De acordo com dados do Cenipa, quando há caixas-pretas, os equipamentos são retirados e enviados a laboratórios especializados, onde são extraídos dados como altitude, velocidade, trajetória e comunicações da cabine. Sem esses dispositivos, a apuração se apoia na análise dos destroços, registros de manutenção, dados meteorológicos, GPS e depoimentos de testemunhas e controladores de tráfego aéreo.

O trabalho segue protocolo técnico dividido em fases e começa ainda no local do acidente. As equipes realizam o registro completo da área com fotos, vídeos, medições e mapeamento da posição dos destroços. Peças críticas, como motores, hélices e instrumentos, podem ser recolhidas para análise em laboratório ou armazenadas até o fim dos exames.
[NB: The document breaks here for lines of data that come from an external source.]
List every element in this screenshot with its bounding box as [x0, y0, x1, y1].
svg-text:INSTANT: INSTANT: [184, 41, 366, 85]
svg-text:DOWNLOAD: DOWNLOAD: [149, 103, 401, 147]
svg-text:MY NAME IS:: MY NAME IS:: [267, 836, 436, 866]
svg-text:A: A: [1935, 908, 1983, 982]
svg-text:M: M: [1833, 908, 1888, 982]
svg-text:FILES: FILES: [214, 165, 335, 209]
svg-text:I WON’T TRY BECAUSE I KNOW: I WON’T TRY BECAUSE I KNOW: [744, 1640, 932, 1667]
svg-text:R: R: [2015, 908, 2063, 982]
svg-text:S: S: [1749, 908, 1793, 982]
A partir dessas evidências, os investigadores reconstroem a dinâmica do acidente considerando três eixos principais: fator material, ligado a possíveis falhas mecânicas; fator humano, que envolve experiência, saúde e decisões do piloto; e fator operacional e ambiental, relacionado ao clima, visibilidade e procedimentos de voo.

Segundo o delegado Sam Suzumura, da Polícia Civil, uma das hipóteses iniciais é de que o mau tempo possa ter contribuído para o acidente, mas a conclusão depende da análise técnica da aeronave. Ele citou a possibilidade de que o nevoeiro tenha dificultado a orientação do piloto logo após a decolagem, mas reforçou que a avaliação ainda é preliminar.

As investigações do Cenipa ocorrem de forma paralela às apurações policiais, podendo haver troca de informações, mas com objetivos distintos. Enquanto a polícia busca eventuais responsabilidades, o Cenipa atua na prevenção. O resultado é o Relatório Final de Investigação, que apresenta os fatores que contribuíram para o acidente e traz recomendações de segurança, sem identificação das pessoas envolvidas.

Mesmo sem caixa-preta, o Cenipa cruza dados técnicos, operacionais e humanos para reconstituir o voo. As investigações não têm prazo fixo e geralmente levam de um a dois anos para serem concluídas. Após o término, os destroços das aeronaves são devolvidos aos proprietários.

Em 10 anos, Mato Grosso do Sul registrou 230 ocorrências aéreas, com 24 mortes. O estado já contabilizou 18 acidentes aéreos neste ano.